Enhancing innovation capability development requires new perspectives on the utilization of human systems potential. The discussion on the need to increase agility in organizations as key to success and survival seems to be advanced both in the academic and practitioner communication channels. Yet, most fall short on the “how”. As our study demonstrated, the radical circle mechanism can help organizations invent and re-invent themselves, while utilizing human potential that is embedded within the organizational boundaries.
About the authors
Roberto Verganti is a Full Professor of Leadership and Innovation at the School of Management of Politecnico di Milano, Italy. He has been a visiting scholar at the Harvard Business School twice, at the Copenhagen Business School and at California Polytechnic State University. Roberto serves on the European Design Leadership Board of the European Commission. His research interests include innovation management, design management, strategic innovation. He is the author of “Design-Driven Innovation” by Harvard Business Press, nominated by the Academy of Management for the George R. Terry Book Award. His articles have appeared in journals, such as Management Science, Research Policy, and the Harvard Business Review. His forthcoming book is “Innovation of Meaning”, with MIT Press.

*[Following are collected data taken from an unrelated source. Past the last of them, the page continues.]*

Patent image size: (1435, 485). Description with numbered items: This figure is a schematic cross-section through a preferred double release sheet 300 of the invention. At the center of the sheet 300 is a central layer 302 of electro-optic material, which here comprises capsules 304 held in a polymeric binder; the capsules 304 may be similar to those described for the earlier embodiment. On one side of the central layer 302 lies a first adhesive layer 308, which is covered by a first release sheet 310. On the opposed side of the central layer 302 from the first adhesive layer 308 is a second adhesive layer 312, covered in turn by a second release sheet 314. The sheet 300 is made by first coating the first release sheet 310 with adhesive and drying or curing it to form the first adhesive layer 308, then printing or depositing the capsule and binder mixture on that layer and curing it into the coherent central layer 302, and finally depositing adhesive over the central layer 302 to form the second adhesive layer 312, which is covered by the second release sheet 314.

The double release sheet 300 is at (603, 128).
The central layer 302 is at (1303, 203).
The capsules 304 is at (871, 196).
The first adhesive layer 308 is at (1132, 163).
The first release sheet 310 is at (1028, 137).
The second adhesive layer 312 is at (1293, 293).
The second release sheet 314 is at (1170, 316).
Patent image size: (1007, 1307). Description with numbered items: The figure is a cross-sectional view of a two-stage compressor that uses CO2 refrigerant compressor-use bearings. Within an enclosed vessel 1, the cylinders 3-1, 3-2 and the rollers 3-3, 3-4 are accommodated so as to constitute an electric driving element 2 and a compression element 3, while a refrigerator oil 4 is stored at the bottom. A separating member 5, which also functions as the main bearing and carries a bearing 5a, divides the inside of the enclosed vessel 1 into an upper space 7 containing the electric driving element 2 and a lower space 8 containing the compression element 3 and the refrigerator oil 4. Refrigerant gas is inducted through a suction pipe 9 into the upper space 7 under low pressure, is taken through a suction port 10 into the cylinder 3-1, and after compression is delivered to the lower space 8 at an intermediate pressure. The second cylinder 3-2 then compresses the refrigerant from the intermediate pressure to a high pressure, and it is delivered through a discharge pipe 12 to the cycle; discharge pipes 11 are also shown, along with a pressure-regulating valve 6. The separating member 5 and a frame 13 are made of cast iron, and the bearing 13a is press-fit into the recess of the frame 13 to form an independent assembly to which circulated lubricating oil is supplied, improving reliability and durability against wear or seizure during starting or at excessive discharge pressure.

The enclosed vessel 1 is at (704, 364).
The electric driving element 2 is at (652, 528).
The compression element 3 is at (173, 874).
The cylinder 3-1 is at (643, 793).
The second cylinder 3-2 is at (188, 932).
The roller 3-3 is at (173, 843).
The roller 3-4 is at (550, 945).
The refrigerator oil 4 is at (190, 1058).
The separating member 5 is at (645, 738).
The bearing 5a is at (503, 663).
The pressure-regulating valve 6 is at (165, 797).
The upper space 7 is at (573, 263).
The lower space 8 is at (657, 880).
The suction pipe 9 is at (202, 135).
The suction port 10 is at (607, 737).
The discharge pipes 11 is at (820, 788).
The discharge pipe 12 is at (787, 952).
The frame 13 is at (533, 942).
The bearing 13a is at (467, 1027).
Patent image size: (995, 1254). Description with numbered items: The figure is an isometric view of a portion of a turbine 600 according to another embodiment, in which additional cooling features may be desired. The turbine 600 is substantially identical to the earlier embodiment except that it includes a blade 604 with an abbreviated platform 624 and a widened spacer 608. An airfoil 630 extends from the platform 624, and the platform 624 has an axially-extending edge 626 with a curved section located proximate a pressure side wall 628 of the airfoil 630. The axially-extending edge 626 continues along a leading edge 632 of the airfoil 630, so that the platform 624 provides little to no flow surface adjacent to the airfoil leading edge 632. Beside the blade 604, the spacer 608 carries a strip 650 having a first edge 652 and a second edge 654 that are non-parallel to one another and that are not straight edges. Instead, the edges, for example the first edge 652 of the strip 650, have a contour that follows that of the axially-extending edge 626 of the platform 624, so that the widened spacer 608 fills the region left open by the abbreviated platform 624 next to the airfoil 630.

Abraham B. (Rami) Shani is an Associate Dean for Faculty and Research and Full Professor of Management at the Orfalea College of Business, California Polytechnic State University, San Luis Obispo. He has been a visiting Professor at The Stockholm School of Economics, Tel Aviv University and Politecnico Di Milano. His research interests include organizational change and development, creativity, collaborative research methodologies, learning in and by organizations, sustainability and sustainable effectiveness. He is the author, co-author or co-editor of many books and articles including the annual research series “Research in Organization Change and Development” and “Organizing for Sustainable Effectiveness” with Emerald. His articles have appeared in journals, such as Academy of Management Journal, Journal of Applied Behavioral Science, Organizational Dynamics and Sloan Management Review.